Forward: In new job, the ‘Anthony Fauci of the New York City Council’ aims to fight COVID and antisemitism

Headshot of Mark Levine

Mark Levine, a term-limited councilman from Manhattan, is battle tested. In his two campaigns for the City Council, Levine, who is Jewish, was subject to vitriolic antisemitic attacks from a primary rival. “I have confronted explicit antisemitism in politics before and I’ve proven that we can beat it,” he said after his re-election. And just as he was preparing to be sworn in as Manhattan Borough President on Saturday, Levine contracted COVID for the second time.

“If I can get hit by Omicron, anyone can,” Levine, who has been vaccinated and received the booster, said in a recent interview. He described his symptoms as “relatively mild” but said that he still felt “knocked down” for a couple of days. “I shudder to think what this would have been like if I hadn’t had the protection of the vaccine.”

It is that fighting spirit that Levine brings to his new position. He pledged to “use every tool at my disposal” to confront some of “the very big challenges ahead” – the city’s recovering from the COVID-19 health crisis and combating a surge in antisemitism.

Levine, 52, has represented New York City’s 7th Council District in northern Manhattan since 2014. In his first term, he served as chair of the New York City Jewish Caucus, a conference founded in 2001 that consists of the Jewish members of the council. Levine used his senior position to increase funding for a program that provided protection to houses of worship and schools, and passed a bill that requires the New York Police Department to include a category for hate crimes in its reporting on neighborhood crime statistics.

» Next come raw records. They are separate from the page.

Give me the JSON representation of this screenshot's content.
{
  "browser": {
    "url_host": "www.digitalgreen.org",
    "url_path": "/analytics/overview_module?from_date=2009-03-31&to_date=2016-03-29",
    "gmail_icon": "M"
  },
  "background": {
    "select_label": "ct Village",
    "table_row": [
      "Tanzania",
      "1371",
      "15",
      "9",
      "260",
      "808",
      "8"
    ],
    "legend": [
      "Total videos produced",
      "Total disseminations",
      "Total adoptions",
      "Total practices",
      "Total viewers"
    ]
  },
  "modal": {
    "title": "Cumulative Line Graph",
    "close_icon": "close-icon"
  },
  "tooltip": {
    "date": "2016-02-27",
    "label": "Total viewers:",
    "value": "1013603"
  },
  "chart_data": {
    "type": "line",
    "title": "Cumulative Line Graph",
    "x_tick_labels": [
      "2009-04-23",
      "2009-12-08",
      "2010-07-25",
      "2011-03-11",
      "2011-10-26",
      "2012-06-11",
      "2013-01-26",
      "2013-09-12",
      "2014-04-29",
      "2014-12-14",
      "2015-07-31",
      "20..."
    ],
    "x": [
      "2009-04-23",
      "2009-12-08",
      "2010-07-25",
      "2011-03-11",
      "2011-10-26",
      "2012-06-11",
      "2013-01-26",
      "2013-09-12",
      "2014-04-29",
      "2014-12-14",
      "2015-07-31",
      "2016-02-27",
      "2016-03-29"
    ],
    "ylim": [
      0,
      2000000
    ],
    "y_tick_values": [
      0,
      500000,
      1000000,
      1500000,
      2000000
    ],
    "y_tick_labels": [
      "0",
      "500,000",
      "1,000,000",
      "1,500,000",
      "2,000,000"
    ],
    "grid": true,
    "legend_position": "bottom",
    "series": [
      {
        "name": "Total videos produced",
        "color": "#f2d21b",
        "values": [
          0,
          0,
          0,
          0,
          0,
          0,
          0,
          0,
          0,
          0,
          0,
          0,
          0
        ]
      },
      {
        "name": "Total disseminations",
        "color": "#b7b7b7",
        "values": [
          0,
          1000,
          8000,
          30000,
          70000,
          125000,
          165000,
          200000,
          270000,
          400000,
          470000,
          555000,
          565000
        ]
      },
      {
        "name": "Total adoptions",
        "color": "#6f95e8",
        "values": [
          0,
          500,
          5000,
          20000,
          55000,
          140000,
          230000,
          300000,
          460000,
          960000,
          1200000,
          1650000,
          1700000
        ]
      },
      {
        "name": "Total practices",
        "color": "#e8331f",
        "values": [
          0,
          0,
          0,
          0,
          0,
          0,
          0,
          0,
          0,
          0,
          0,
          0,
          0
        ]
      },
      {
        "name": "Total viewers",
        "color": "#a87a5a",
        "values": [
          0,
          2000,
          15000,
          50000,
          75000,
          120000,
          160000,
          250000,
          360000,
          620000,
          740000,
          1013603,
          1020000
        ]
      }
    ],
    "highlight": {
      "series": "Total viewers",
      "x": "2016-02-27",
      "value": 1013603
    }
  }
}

He was a lead sponsor of legislation to create the Office for the Prevention of Hate Crimes, which was opened in the summer of 2019 after a rash of incidents across New York City, and recently called on the city to increase the budget of that office, headed by Deborah Lauter. He also pushed for increased funding for an initiative that benefits Holocaust survivors, known as the “Elie Wiesel Holocaust Survivors Initiative.”